Bangunan LCC Kian Terbengkalai

SEPI: Kondisi LCC yang ada di Desa Gerimak, Kecamatan Narmada, Lobar sepi dan bangunan terbengkalai. (ROSYID/RADAR LOMBOK)

MATARAM – Pusat perbelanjaan Lombok City Center (LCC) kembali menjadi perbincangan. Hal ini tidak terlepas dari kembali diusutnya dugaan korupsi pusat perbelanjaan yang ada di Desa Gerimak, Kecamatan Narmada, Lombok Barat oleh Kejaksaan Tinggi (Kejati) NTB.

Saat ini, kondisi LCC yang ada di Jalan Ahmad Yani, jurusan Kota Mataram ke Lombok Timur maupun sebaliknya ini kian terbengkalai, setelah terakhir beroperasi tahun 2018.

Pantauan Radar Lombok, dari pinggir jalan, terlihat rumput hijau tumbuh subur di tanah seluar 8,4 hektare itu. Ditambah lagi daun-daun kering yang berguguran. Ketika memasuki area LCC, tembok bangunan yang diperkirakan menelan anggaran Rp 100 miliar itu sudah mulai retak di berbagai sudut, dan ada kabel yang terputus. Serta besi yang manjadi salah satu bahan bangunan itu sudah berkarat.

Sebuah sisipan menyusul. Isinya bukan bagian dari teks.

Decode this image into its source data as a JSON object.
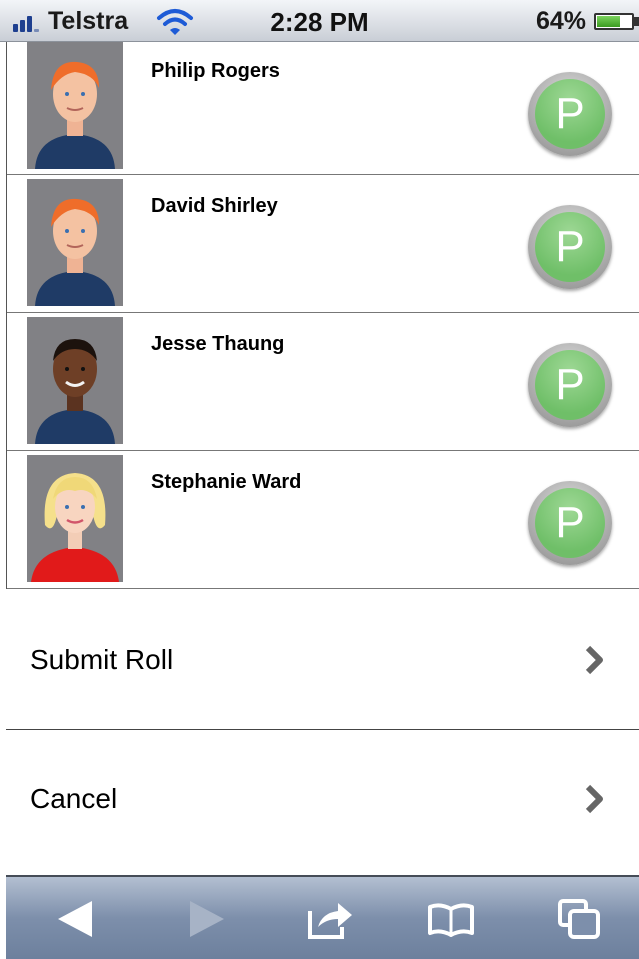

Kaca-kacanya pun dipenuhi debu. Sejumlah motor dan satu unit mobil terparkir persis di depan pintu masuk. Masih ada penjaga di sana. Ada juga salah satu karyawan perempuan terlihat duduk di salah satu ruangan. Namanya Dita. Dita mengaku hanya dipekerjakan sebagai maintenance atau pemeliharaan di LCC. “Hanya ditugaskan untuk maintenance saja,” ucap perempuan berambut kemerahan itu.

Semenjak LCC ditutup sebagai pusat perbelanjaan beberapa tahun lalu, tidak pernah beroperasi kembali. Tak heran, ketika masuk ke dalam LCC, lantainya berdebu. Kendati demikian, gedung tersebut masih bisa disewakan. “Masih bisa disewakan, tapi untuk kegiatan berskala besar. Seperti acaranya Pak Sandiaga Uno yang dulu di sini, itu bisa,” katanya.

Untuk bisa menyewa saja, komunikasi harus dengan perusahaan pusat. Bukan pada dirinya. “Kalau itu (sewa) pusat,” tuturnya.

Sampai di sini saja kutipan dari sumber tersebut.